As the Commonwealth Government priority hydrogen hub in NSW, to date, Port of Newcastle has signed 15 Memoranda of Understanding (MOU) agreements to support the development, storage and export pathway enablement of a clean energy economy at Port of Newcastle.
“These formal MOU agreements are also strengthened by the backing of 15 other critical organizations for the Clean Energy Precinct project via Letter of Support or a Letter of Intent for future collaboration,” Port CEO Craig Carmody said.
“Collectively, these relationships represent key industry support across clean energy production, mobility, export and bunkering, energy generation, transport, infrastructure, offtake, agri culture, education, innovation, research and development.
“This kind of collaboration allows for connections to be forged from the outset between the State’s renewable energy projects, clean energy production projects and the Port’s biggest assets, its deepwater channel and existing global partnerships,” he said.
Memoranda of Understanding agreements have been formalized with: coNEXA, EnergyCo, Energy Estate, Eurus Energy, Fortescue Future Industries, Hunter Hydrogen Network, KEPCO (Korea), Lake Macquarie City Council, Lumea (Transgrid), Mitsubishi Heavy Industries (Japan), MOL Group (Japan), Orica, Origin, Platform Zero (Rotterdam) and University of Newcastle.
Among those to also pledge their support formally for the Port’s Clean Energy Precinct plans are: AGL, Ampcontrol, Aurizon, bp Australia, Business Hunter, Hunter iF, Hyundai Australia, Infrabuild , Jemena, Keolis Downer, Linde Engineering, NewH2, Newcastle City Council, Snowy Hydro and Westrac.
Project Lead and the Port’s Chief Commercial Officer, Simon Byrnes, said the Clean Energy Precinct MOUs spanned collaboration on the development of inland and offshore wind projects, electricity transmission and water supply, clean energy production, clean energy storage, distribution and export facilities, export and bunkering, skills and training pathways, advanced manufacturing and innovation hubs.
“By collaborating with all levels of government, with industry partners and education providers, we are working to deliver a shared ambition to accelerate innovation, foster technological advancement, generating jobs and educational pathways for this new industry at scale,” Byrnes said.
“Our vision is a thriving Hunter community which is viewed as the best place to work in the clean energy industry, both in Australia and across the world.
“Port of Newcastle is working to create connections between infrastructure, markets and people.
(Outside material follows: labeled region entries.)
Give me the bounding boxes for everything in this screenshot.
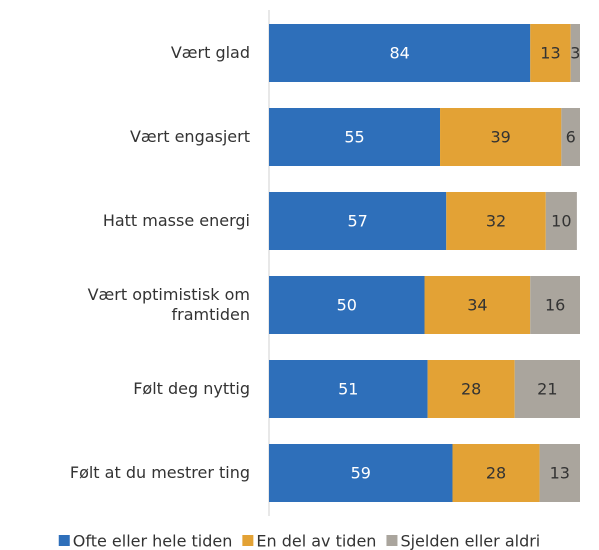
bar-segment — [530, 24, 571, 82]
value-label: 57 — [347, 212, 367, 231]
legend-label: Sjelden eller aldri — [400, 532, 540, 550]
legend-swatch — [386, 535, 398, 546]
legend-label: Ofte eller hele tiden — [73, 532, 233, 550]
value-label: 6 — [566, 128, 576, 147]
category-label: Følt at du mestrer ting — [69, 463, 250, 482]
bar-segment — [269, 192, 447, 250]
category-label: Følt deg nyttig — [133, 379, 250, 398]
bar-segment — [269, 444, 453, 502]
bar-segment — [269, 108, 441, 166]
value-label: 55 — [344, 128, 364, 147]
bar-segment — [424, 276, 531, 334]
bar-segment — [269, 276, 425, 334]
bar-segment — [570, 24, 580, 82]
bar-segment — [427, 360, 515, 418]
bar-segment — [530, 276, 580, 334]
value-label: 28 — [461, 380, 481, 399]
value-label: 28 — [486, 464, 506, 483]
bar-segment — [514, 360, 580, 418]
bar-segment — [269, 360, 428, 418]
value-label: 21 — [537, 380, 557, 399]
value-label: 51 — [338, 380, 358, 399]
legend-label: En del av tiden — [256, 532, 376, 550]
bar-segment — [545, 192, 577, 250]
category-label: Hatt masse energi — [102, 211, 250, 230]
bar-segment — [440, 108, 562, 166]
value-label: 50 — [337, 296, 357, 315]
value-label: 16 — [545, 296, 565, 315]
category-label: Vært optimistisk om framtiden — [87, 285, 250, 324]
category-label: Vært glad — [170, 43, 250, 62]
category-label: Vært engasjert — [129, 127, 250, 146]
bar-segment — [452, 444, 540, 502]
legend-swatch — [58, 535, 70, 546]
value-label: 3 — [570, 44, 580, 63]
bar-segment — [539, 444, 580, 502]
value-label: 32 — [486, 212, 506, 231]
value-label: 59 — [351, 464, 371, 483]
bar-segment — [446, 192, 546, 250]
legend-swatch — [242, 535, 254, 546]
value-label: 13 — [540, 44, 560, 63]
bar-segment — [269, 24, 531, 82]
value-label: 34 — [467, 296, 487, 315]
value-label: 84 — [389, 44, 409, 63]
value-label: 39 — [491, 128, 511, 147]
value-label: 13 — [550, 464, 570, 483]
bar-segment — [561, 108, 580, 166]
value-label: 10 — [551, 212, 571, 231]
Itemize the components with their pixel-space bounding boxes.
The port has secured letters of intent from each of the entities that have the potential to be significant clean energy offtakers in the Hunter Region, and we are also working with existing export customers in key markets across Asia, such as Japan and Korea, to understand their needs and potential opportunities.
“Our existing supply chain is one of the most efficient in the world and we are seeking to leverage that expertise to generate economies of scale and scope,” he said.
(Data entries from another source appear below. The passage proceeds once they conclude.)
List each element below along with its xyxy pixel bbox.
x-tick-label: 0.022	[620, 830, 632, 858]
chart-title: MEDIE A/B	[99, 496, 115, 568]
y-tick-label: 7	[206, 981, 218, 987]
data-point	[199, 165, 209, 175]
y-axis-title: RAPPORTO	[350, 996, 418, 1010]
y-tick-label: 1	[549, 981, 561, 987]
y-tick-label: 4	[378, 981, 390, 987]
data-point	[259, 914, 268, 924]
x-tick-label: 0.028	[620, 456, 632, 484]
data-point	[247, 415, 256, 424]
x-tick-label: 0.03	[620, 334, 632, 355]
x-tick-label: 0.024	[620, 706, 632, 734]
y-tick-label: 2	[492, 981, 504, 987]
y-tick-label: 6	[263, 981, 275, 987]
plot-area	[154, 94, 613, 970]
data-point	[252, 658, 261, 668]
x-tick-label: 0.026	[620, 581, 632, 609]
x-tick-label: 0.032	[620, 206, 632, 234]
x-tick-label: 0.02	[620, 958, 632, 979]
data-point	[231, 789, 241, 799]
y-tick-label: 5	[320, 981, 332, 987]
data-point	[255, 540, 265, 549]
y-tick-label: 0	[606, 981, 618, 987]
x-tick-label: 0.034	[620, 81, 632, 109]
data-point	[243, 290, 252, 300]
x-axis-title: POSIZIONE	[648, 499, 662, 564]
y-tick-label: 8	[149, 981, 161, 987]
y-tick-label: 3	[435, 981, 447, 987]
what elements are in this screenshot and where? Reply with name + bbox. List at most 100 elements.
The port released Stage 1 renders of its Clean Energy Precinct vision in May.
“Port of Newcastle has a long history in energy export and is diversifying further to drive the clean energy trade flows of the future. We are harnessing the Hunter region’s capability and critical energy assets to deliver Australia’s decarbonization objectives whilst creating new, and additional trade opportunities, jobs and economic growth for clean energy export at scale in Australia and locally,” Port CEO Craig Carmody said.
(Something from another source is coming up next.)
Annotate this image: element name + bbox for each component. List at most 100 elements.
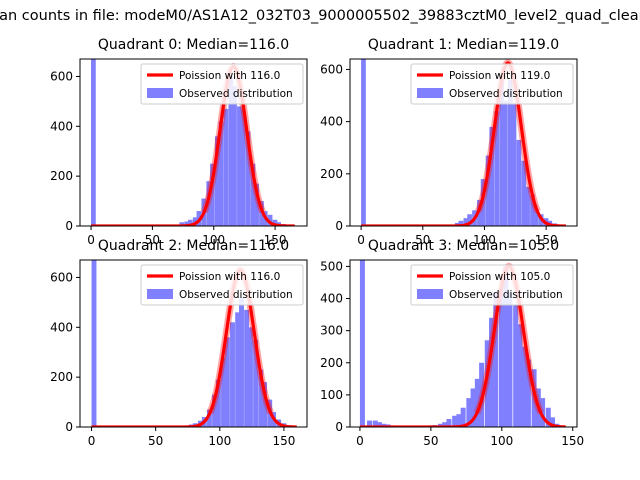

“There is a long way to go to make this project a reality, but we are committed to diversifying to support jobs growth and economic security for generations of locals and port workers to come. We look forward to working closely with industry and the community to bring a clean energy economy to life in sustainable and safe way that secures the prosperity of Newcastle and the Region for decades to come,” he said.